A process strategy planning of additive-subtractive hybrid manufacturing based multi-dimensional manufacturability evaluation of geometry feature

Additive-subtractive hybrid manufacturing (ASHM) combines the advantages of both additive manufacturing (AM) and subtractive manufacturing (SM), which plays an important role in high efficiency, quality, precision production of complex structural parts. However, it is significant that an effective process planning strategy is developed to choose the correct fabrication technique for a given part manufacturing. It is reported on a novel process planning approach of ASHM that is employed for the geometrical structure decomposition of complex part, decision-making of AM, SM and their alternation based on multi-dimensional manufacturability evaluation.

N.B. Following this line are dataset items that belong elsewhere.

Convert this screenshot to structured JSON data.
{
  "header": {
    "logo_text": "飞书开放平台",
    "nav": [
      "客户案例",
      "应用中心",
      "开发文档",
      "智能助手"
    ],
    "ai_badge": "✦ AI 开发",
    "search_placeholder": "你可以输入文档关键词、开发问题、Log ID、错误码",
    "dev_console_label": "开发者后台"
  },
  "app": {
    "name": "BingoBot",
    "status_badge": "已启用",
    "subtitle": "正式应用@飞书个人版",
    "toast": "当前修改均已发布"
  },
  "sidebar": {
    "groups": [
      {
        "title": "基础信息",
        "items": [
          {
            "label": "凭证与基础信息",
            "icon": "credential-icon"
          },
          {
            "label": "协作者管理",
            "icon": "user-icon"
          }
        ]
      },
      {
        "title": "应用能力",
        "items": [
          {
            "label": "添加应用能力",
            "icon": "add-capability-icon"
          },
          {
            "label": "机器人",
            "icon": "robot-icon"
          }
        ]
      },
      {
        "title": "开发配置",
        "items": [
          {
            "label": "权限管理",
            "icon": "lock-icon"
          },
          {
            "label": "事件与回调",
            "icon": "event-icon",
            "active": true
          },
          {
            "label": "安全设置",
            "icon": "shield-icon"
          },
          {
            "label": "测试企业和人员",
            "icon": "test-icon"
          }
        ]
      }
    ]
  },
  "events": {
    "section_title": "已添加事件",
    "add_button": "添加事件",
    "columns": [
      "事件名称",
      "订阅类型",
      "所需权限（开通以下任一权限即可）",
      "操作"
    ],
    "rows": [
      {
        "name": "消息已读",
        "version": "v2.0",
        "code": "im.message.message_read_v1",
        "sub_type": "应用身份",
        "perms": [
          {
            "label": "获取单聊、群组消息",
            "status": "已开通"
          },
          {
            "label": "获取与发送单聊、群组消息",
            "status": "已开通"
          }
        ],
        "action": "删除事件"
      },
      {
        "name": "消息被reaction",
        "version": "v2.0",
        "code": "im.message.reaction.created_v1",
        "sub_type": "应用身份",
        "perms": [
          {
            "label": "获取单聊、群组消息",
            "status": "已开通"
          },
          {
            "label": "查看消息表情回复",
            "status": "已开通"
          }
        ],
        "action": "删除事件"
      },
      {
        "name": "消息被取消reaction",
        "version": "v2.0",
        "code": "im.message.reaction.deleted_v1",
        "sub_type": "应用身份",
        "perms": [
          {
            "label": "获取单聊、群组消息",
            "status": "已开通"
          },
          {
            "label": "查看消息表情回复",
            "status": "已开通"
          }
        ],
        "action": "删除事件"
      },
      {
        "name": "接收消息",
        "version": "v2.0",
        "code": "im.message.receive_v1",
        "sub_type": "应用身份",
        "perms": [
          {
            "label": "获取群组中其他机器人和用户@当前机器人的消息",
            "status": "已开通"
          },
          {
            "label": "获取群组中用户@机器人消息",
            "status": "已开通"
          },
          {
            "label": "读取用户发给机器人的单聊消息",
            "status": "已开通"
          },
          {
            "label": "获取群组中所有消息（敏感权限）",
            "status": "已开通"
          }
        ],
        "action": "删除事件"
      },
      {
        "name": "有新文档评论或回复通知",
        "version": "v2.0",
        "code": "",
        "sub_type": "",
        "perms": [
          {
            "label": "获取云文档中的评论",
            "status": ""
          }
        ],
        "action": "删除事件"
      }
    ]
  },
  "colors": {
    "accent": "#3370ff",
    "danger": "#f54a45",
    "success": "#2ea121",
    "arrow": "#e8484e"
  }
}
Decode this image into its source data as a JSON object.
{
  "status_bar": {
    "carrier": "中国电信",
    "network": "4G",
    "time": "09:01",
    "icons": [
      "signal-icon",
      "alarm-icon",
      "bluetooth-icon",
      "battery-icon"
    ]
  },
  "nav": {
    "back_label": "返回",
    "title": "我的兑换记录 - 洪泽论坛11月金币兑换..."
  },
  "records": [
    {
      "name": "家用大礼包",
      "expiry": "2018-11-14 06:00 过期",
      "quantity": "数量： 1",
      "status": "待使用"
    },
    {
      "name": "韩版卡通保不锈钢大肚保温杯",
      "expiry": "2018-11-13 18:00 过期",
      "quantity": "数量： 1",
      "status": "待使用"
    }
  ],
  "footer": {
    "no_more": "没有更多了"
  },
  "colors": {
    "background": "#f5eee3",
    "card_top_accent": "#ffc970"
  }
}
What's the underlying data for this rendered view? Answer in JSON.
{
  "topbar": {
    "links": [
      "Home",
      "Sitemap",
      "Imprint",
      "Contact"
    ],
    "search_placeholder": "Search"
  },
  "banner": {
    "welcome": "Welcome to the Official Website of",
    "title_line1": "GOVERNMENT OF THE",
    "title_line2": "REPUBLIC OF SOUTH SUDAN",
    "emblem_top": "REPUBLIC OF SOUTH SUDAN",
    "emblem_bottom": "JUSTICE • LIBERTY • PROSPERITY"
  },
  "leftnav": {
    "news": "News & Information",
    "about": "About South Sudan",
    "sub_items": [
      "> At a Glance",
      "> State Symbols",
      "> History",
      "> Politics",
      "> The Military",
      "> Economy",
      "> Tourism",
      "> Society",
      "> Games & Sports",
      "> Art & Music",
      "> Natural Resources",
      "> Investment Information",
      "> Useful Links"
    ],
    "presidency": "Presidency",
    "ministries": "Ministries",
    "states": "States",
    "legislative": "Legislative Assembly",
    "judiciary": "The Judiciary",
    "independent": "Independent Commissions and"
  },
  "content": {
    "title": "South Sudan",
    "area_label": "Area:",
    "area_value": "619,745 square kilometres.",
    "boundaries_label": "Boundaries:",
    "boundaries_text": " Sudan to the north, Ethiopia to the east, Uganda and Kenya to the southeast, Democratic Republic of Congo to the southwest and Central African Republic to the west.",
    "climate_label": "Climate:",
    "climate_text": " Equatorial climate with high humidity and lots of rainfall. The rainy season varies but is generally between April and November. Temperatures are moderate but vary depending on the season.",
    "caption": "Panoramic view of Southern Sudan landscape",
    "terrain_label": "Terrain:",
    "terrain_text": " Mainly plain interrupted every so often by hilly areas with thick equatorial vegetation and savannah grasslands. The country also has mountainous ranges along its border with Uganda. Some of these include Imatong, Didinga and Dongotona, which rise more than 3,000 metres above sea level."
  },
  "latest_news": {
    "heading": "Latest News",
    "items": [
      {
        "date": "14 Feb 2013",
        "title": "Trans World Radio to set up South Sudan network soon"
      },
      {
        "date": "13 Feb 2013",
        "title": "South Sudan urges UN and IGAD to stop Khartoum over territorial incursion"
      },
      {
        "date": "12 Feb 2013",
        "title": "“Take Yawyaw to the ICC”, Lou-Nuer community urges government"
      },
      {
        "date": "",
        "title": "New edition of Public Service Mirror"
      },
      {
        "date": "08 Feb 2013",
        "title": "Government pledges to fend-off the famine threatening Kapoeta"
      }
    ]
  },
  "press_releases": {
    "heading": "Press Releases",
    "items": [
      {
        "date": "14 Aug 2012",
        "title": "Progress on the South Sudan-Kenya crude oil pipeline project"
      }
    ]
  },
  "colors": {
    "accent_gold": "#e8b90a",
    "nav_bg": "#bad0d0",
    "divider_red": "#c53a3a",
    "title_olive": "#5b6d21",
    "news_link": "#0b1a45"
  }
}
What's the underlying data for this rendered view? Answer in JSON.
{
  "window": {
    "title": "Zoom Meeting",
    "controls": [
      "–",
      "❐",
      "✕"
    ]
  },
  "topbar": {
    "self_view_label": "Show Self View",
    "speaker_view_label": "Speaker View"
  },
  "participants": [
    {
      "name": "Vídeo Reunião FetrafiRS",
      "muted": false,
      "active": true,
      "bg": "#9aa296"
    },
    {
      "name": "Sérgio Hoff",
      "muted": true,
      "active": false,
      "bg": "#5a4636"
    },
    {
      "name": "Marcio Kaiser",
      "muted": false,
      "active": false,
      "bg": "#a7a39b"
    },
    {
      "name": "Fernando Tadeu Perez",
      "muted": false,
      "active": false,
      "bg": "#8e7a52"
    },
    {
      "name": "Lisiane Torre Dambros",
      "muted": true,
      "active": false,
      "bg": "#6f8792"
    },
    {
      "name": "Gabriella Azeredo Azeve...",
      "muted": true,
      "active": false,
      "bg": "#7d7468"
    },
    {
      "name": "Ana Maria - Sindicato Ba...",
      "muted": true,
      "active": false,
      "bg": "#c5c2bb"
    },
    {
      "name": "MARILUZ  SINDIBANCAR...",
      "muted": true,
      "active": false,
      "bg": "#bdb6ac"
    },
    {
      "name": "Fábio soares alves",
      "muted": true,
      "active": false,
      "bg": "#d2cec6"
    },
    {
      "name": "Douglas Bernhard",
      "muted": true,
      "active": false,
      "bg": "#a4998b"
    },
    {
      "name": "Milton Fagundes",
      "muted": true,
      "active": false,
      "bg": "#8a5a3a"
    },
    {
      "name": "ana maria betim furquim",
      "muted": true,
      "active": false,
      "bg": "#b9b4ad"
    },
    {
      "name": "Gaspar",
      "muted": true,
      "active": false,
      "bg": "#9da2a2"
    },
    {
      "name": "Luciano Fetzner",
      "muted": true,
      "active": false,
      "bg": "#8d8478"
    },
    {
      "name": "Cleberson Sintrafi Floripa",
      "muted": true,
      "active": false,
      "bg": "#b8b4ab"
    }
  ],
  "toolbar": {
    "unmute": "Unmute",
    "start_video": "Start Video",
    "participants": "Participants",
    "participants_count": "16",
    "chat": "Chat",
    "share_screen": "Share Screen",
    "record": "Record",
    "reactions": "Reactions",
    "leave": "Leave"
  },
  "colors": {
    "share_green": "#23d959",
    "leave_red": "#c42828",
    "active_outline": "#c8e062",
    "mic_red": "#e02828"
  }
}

The proposed approach is able to optimize manufacturing resources, time and cost and minimize complex geometric structure fabrication by considering the full advantages of AM and SM. A series of manufacturing constraint rules are proposed to screen the alternative manufacturing schemes which refer to process selection for features between AM and SM. Four manufacturability indexes, including material utilization, manufacturing cost, manufacturing time and local machining complexity, are established and used for the quantitative manu-facturability evaluation of structure fabricated by AM, SM as well as ASHM. A decision support criterion termed as Comprehensive Hybrid Manufacturing Complexity Index (CHCI) has been developed, this comprehensively took into account the influence of each index and its relative importance on manufacturability. Furthermore, CHCI values are calculated using the digraph and matrix method, and they are applied to confirm the optimal manufacturing scheme from a set of possible manufacturing schemes. Finally, three experimental numerical case studies were performed to demonstrate the efficacy of the proposed method.

Automated summary

Additive-subtractive hybrid manufacturing (ASHM) combines the advantages of both additive manufacturing (AM) and subtractive manufacturing (SM) to achieve high efficiency, quality, and precision in the production of complex structural parts. A novel process planning approach for ASHM is proposed, which decomposes the geometrical structure of complex parts, makes decisions on AM, SM, and their alternation based on multi-dimensional manufacturability evaluation, and optimizes manufacturing resources, time, and cost. Manufacturing constraint rules and manufacturability indexes are established for process selection, and a Comprehensive Hybrid Manufacturing Complexity Index (CHCI) is developed for decision support. Experimental case studies demonstrate the efficacy of the proposed method.